A questão da guerra na Ucrânia, com toda sua polarização entre Norte e Sul Global, é uma demonstração do modus operandi do BRICS. Por ora, Rinaldi acredita que a expansão do bloco afeta muito pouco a questão da guerra. Ele observa que a questão russo-ucraniana sequer foi objeto de destaque no encontro. “Foram feitas apenas algumas declarações bastante protocolares sobre o episódio, mostrando que o BRICS, nesse momento, não estava disposto a agir mais diretamente no enfrentamento dessa questão. No médio-longo prazo, pode ser que com a entrada de Arábia Saudita, Emirados Árabes e Irã, o estreitamento comercial desses países com a Rússia dê ainda mais fôlego financeiro a Moscou, permitindo ao país sustentar a continuidade da guerra e contornar a sanções impostas pelo Ocidente”, pondera.
O Banco e o dólar
A adesão dos seis novos membros plenos tem uma interface muito importante ao contribuir para fortalecer o Novo Banco de Desenvolvimento (NDB). O professor salienta que, embora sejam coisas distintas, estão bem relacionadas. “O Banco, inclusive, já passou por uma expansão em 2021, e há um processo bem avançado de incluir novos membros. Nesse sentido, a sinergia entre o Banco e o BRICS pode abrir portas para novos membros e, com isso, fortalecer ainda mais ambos os espaços”, aposta ele.
Em relação ao dólar, ele acredita que é preciso aguardar para ver se, de fato, os países passarão a privilegiar suas moedas locais nas transações bilaterais.
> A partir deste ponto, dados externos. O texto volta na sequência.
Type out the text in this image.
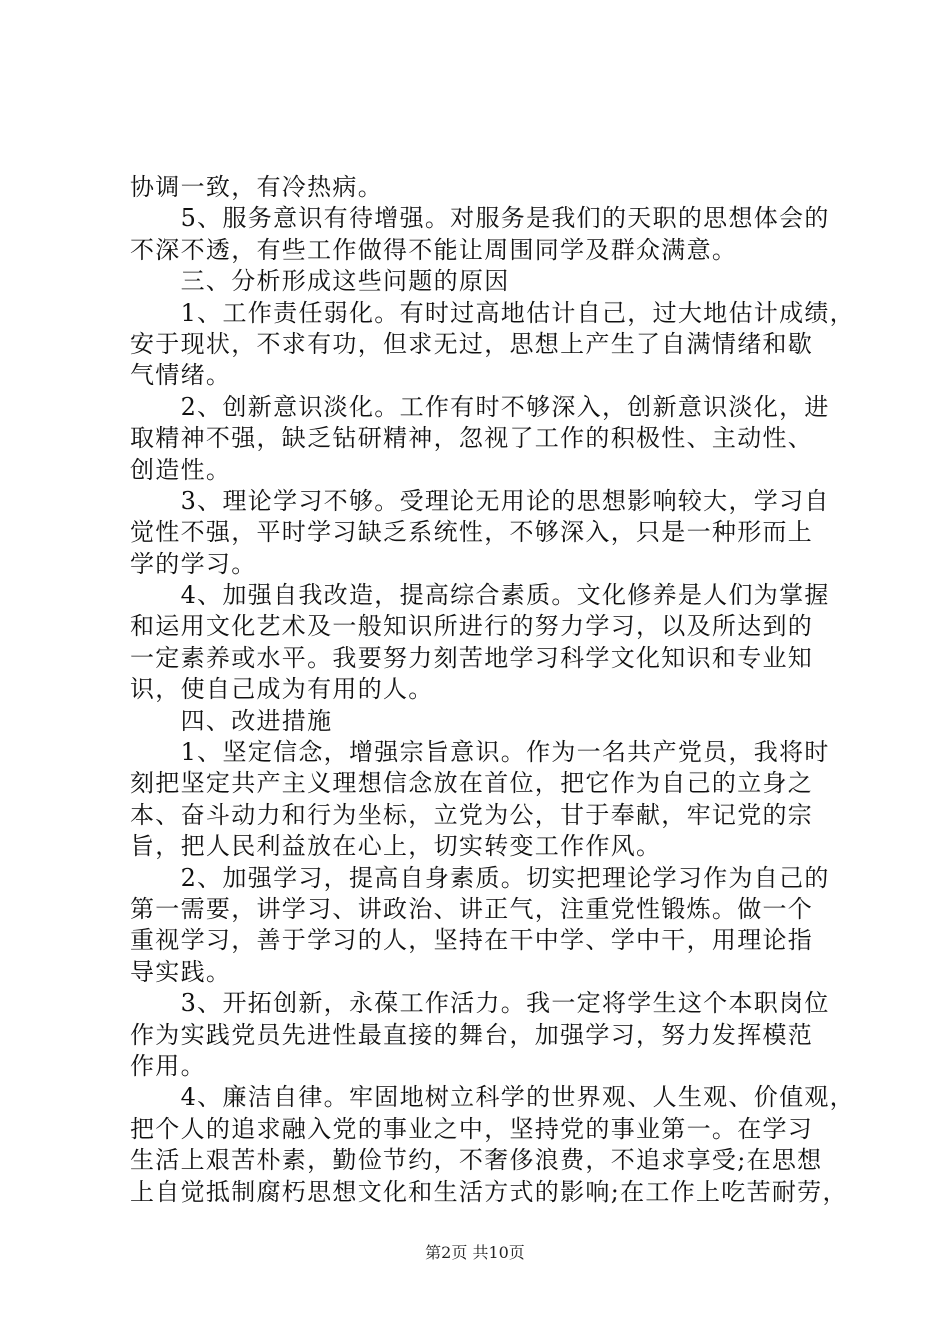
协调一致，有冷热病。
　　5、服务意识有待增强。对服务是我们的天职的思想体会的
不深不透，有些工作做得不能让周围同学及群众满意。
　　三、分析形成这些问题的原因
　　1、工作责任弱化。有时过高地估计自己，过大地估计成绩，
安于现状，不求有功，但求无过，思想上产生了自满情绪和歇
气情绪。
　　2、创新意识淡化。工作有时不够深入，创新意识淡化，进
取精神不强，缺乏钻研精神，忽视了工作的积极性、主动性、
创造性。
　　3、理论学习不够。受理论无用论的思想影响较大，学习自
觉性不强，平时学习缺乏系统性，不够深入，只是一种形而上
学的学习。
　　4、加强自我改造，提高综合素质。文化修养是人们为掌握
和运用文化艺术及一般知识所进行的努力学习，以及所达到的
一定素养或水平。我要努力刻苦地学习科学文化知识和专业知
识，使自己成为有用的人。
　　四、改进措施
　　1、坚定信念，增强宗旨意识。作为一名共产党员，我将时
刻把坚定共产主义理想信念放在首位，把它作为自己的立身之
本、奋斗动力和行为坐标，立党为公，甘于奉献，牢记党的宗
旨，把人民利益放在心上，切实转变工作作风。
　　2、加强学习，提高自身素质。切实把理论学习作为自己的
第一需要，讲学习、讲政治、讲正气，注重党性锻炼。做一个
重视学习，善于学习的人，坚持在干中学、学中干，用理论指
导实践。
　　3、开拓创新，永葆工作活力。我一定将学生这个本职岗位
作为实践党员先进性最直接的舞台，加强学习，努力发挥模范
作用。
　　4、廉洁自律。牢固地树立科学的世界观、人生观、价值观，
把个人的追求融入党的事业之中，坚持党的事业第一。在学习
生活上艰苦朴素，勤俭节约，不奢侈浪费，不追求享受;在思想
上自觉抵制腐朽思想文化和生活方式的影响;在工作上吃苦耐劳，
第2页 共10页
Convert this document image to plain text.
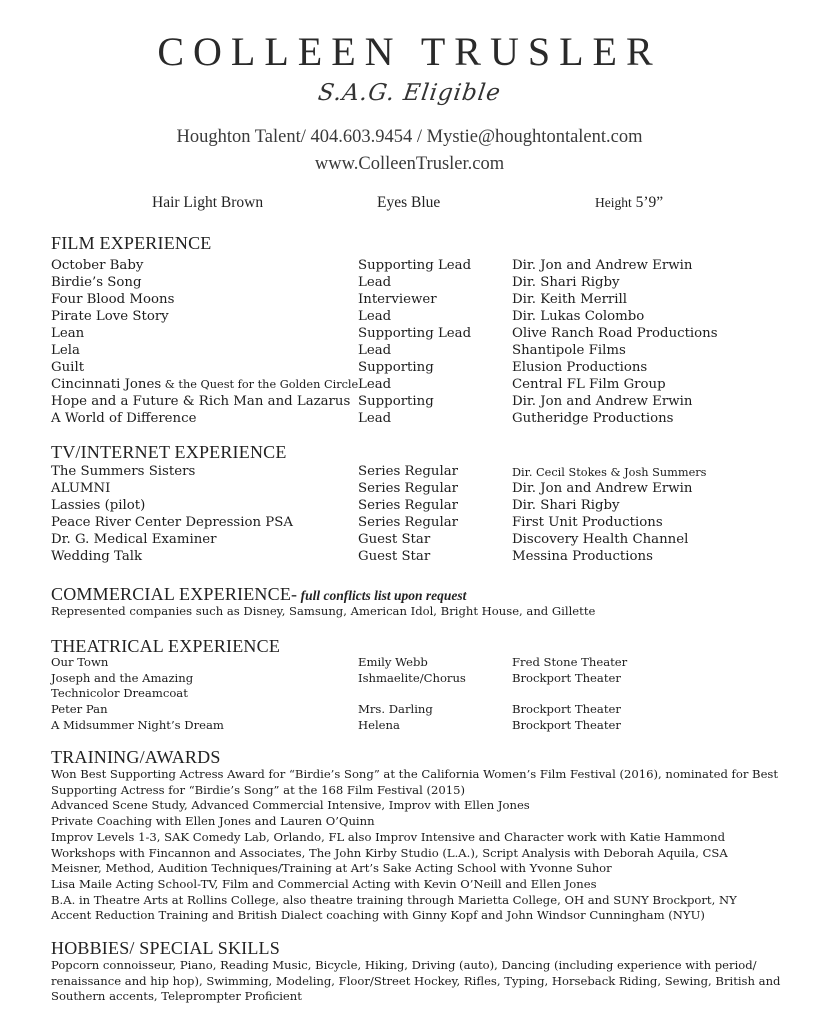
COLLEEN TRUSLER
S.A.G. Eligible
Houghton Talent/ 404.603.9454 / Mystie@houghtontalent.com
www.ColleenTrusler.com
Hair Light Brown	Eyes Blue	Height 5’9”
FILM EXPERIENCE
October Baby	Supporting Lead	Dir. Jon and Andrew Erwin
Birdie’s Song	Lead	Dir. Shari Rigby
Four Blood Moons	Interviewer	Dir. Keith Merrill
Pirate Love Story	Lead	Dir. Lukas Colombo
Lean	Supporting Lead	Olive Ranch Road Productions
Lela	Lead	Shantipole Films
Guilt	Supporting	Elusion Productions
Cincinnati Jones & the Quest for the Golden Circle Lead	Central FL Film Group
Hope and a Future & Rich Man and Lazarus Supporting	Dir. Jon and Andrew Erwin
A World of Difference	Lead	Gutheridge Productions
TV/INTERNET EXPERIENCE
The Summers Sisters	Series Regular	Dir. Cecil Stokes & Josh Summers
ALUMNI	Series Regular	Dir. Jon and Andrew Erwin
Lassies (pilot)	Series Regular	Dir. Shari Rigby
Peace River Center Depression PSA	Series Regular	First Unit Productions
Dr. G. Medical Examiner	Guest Star	Discovery Health Channel
Wedding Talk	Guest Star	Messina Productions
COMMERCIAL EXPERIENCE- full conflicts list upon request
Represented companies such as Disney, Samsung, American Idol, Bright House, and Gillette
THEATRICAL EXPERIENCE
Our Town	Emily Webb	Fred Stone Theater
Joseph and the Amazing	Ishmaelite/Chorus	Brockport Theater
Technicolor Dreamcoat
Peter Pan	Mrs. Darling	Brockport Theater
A Midsummer Night’s Dream	Helena	Brockport Theater
TRAINING/AWARDS
Won Best Supporting Actress Award for “Birdie’s Song” at the California Women’s Film Festival (2016), nominated for Best
Supporting Actress for “Birdie’s Song” at the 168 Film Festival (2015)
Advanced Scene Study, Advanced Commercial Intensive, Improv with Ellen Jones
Private Coaching with Ellen Jones and Lauren O’Quinn
Improv Levels 1-3, SAK Comedy Lab, Orlando, FL also Improv Intensive and Character work with Katie Hammond
Workshops with Fincannon and Associates, The John Kirby Studio (L.A.), Script Analysis with Deborah Aquila, CSA
Meisner, Method, Audition Techniques/Training at Art’s Sake Acting School with Yvonne Suhor
Lisa Maile Acting School-TV, Film and Commercial Acting with Kevin O’Neill and Ellen Jones
B.A. in Theatre Arts at Rollins College, also theatre training through Marietta College, OH and SUNY Brockport, NY
Accent Reduction Training and British Dialect coaching with Ginny Kopf and John Windsor Cunningham (NYU)
HOBBIES/ SPECIAL SKILLS
Popcorn connoisseur, Piano, Reading Music, Bicycle, Hiking, Driving (auto), Dancing (including experience with period/
renaissance and hip hop), Swimming, Modeling, Floor/Street Hockey, Rifles, Typing, Horseback Riding, Sewing, British and
Southern accents, Teleprompter Proficient
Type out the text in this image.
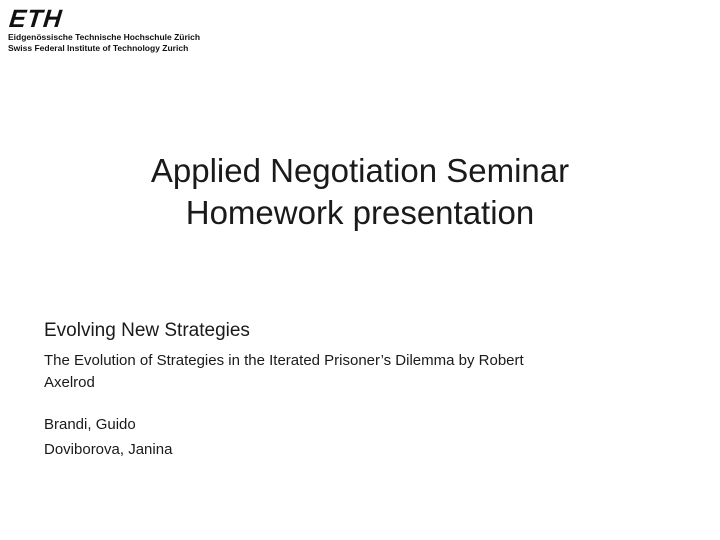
ETH
Eidgenössische Technische Hochschule Zürich
Swiss Federal Institute of Technology Zurich
Applied Negotiation Seminar
Homework presentation
Evolving New Strategies
The Evolution of Strategies in the Iterated Prisoner’s Dilemma by Robert
Axelrod
Brandi, Guido
Doviborova, Janina
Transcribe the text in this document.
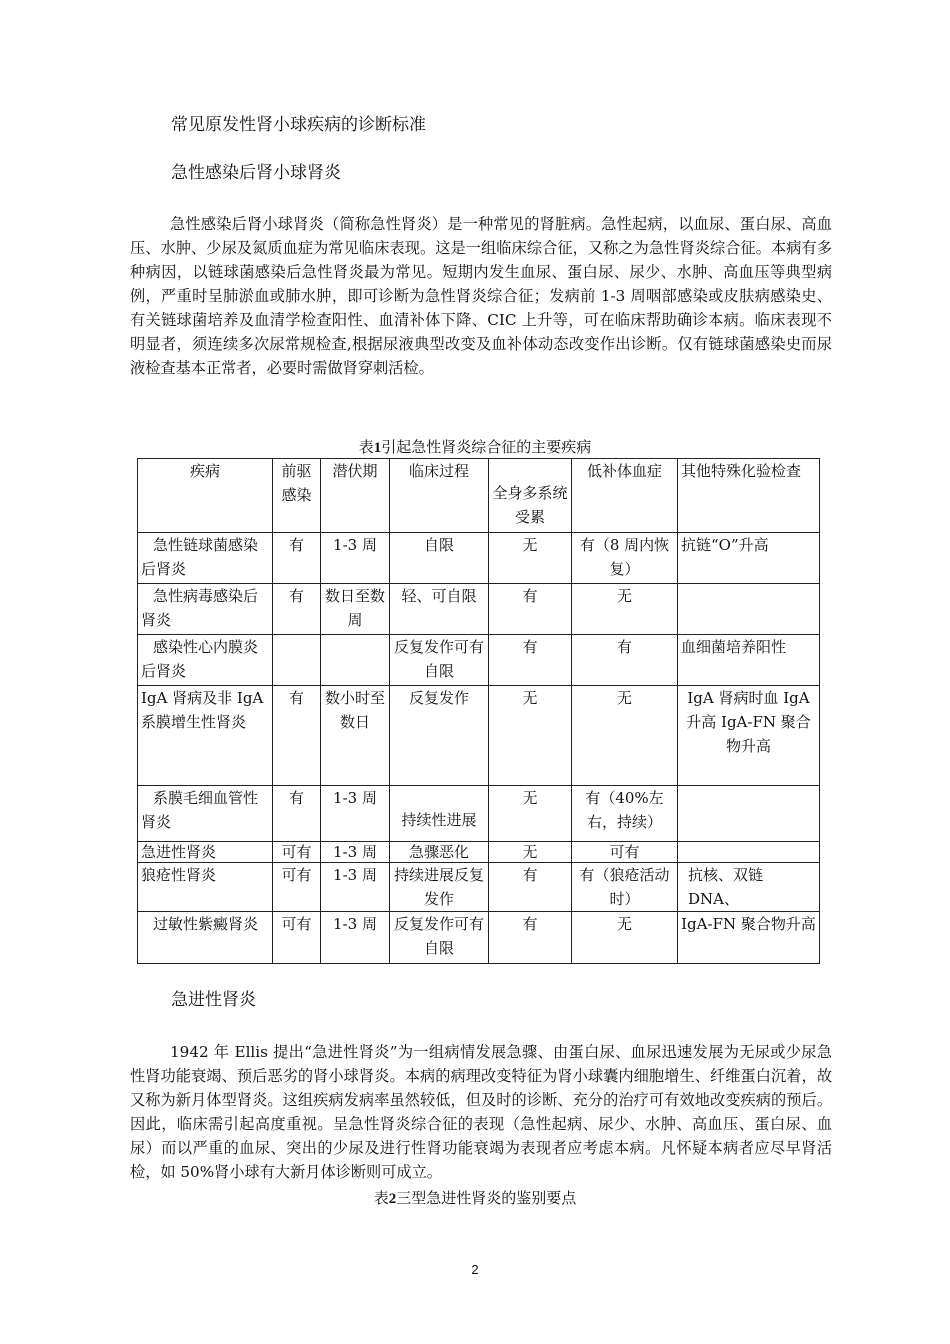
常见原发性肾小球疾病的诊断标准
急性感染后肾小球肾炎
急性感染后肾小球肾炎（简称急性肾炎）是一种常见的肾脏病。急性起病，以血尿、蛋白尿、高血压、水肿、少尿及氮质血症为常见临床表现。这是一组临床综合征，又称之为急性肾炎综合征。本病有多种病因，以链球菌感染后急性肾炎最为常见。短期内发生血尿、蛋白尿、尿少、水肿、高血压等典型病例，严重时呈肺淤血或肺水肿，即可诊断为急性肾炎综合征；发病前 1-3 周咽部感染或皮肤病感染史、有关链球菌培养及血清学检查阳性、血清补体下降、CIC 上升等，可在临床帮助确诊本病。临床表现不明显者，须连续多次尿常规检查,根据尿液典型改变及血补体动态改变作出诊断。仅有链球菌感染史而尿液检查基本正常者，必要时需做肾穿刺活检。
表1引起急性肾炎综合征的主要疾病
疾病	前驱感染	潜伏期	临床过程	全身多系统受累	低补体血症	其他特殊化验检查
急性链球菌感染后肾炎	有	1-3 周	自限	无	有（8 周内恢复）	抗链“O”升高
急性病毒感染后肾炎	有	数日至数周	轻、可自限	有	无	
感染性心内膜炎后肾炎			反复发作可有自限	有	有	血细菌培养阳性
IgA 肾病及非 IgA 系膜增生性肾炎	有	数小时至数日	反复发作	无	无	IgA 肾病时血 IgA 升高 IgA-FN 聚合物升高
系膜毛细血管性肾炎	有	1-3 周	持续性进展	无	有（40%左右，持续）	
急进性肾炎	可有	1-3 周	急骤恶化	无	可有	
狼疮性肾炎	可有	1-3 周	持续进展反复发作	有	有（狼疮活动时）	抗核、双链 DNA、
过敏性紫癜肾炎	可有	1-3 周	反复发作可有自限	有	无	IgA-FN 聚合物升高
急进性肾炎
1942 年 Ellis 提出“急进性肾炎”为一组病情发展急骤、由蛋白尿、血尿迅速发展为无尿或少尿急性肾功能衰竭、预后恶劣的肾小球肾炎。本病的病理改变特征为肾小球囊内细胞增生、纤维蛋白沉着，故又称为新月体型肾炎。这组疾病发病率虽然较低，但及时的诊断、充分的治疗可有效地改变疾病的预后。因此，临床需引起高度重视。呈急性肾炎综合征的表现（急性起病、尿少、水肿、高血压、蛋白尿、血尿）而以严重的血尿、突出的少尿及进行性肾功能衰竭为表现者应考虑本病。凡怀疑本病者应尽早肾活检，如 50%肾小球有大新月体诊断则可成立。
表2三型急进性肾炎的鉴别要点
2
A Presidente do Banco – Dilma Rousseff – colocou como meta para o NDB realizar 30% das suas operações em moeda local até o fim do seu mandato. “Se isso for feito, certamente representará um avanço importante na diversificação da cesta de moedas internacionais para a realização de transações comerciais”.
O efeito sobre o dólar é duplo, conforme pontua o especialista: de um lado, pode contribuir para a diminuição do seu uso por parte de outros países; de outro, os países que adotam suas moedas tornam-se menos vulneráveis aos efeitos da política econômica adotada em Washington. “Portanto, é um movimento importante para o sistema monetário internacional, mas que ainda precisa de tempo para maturar e avaliar os riscos envolvidos”.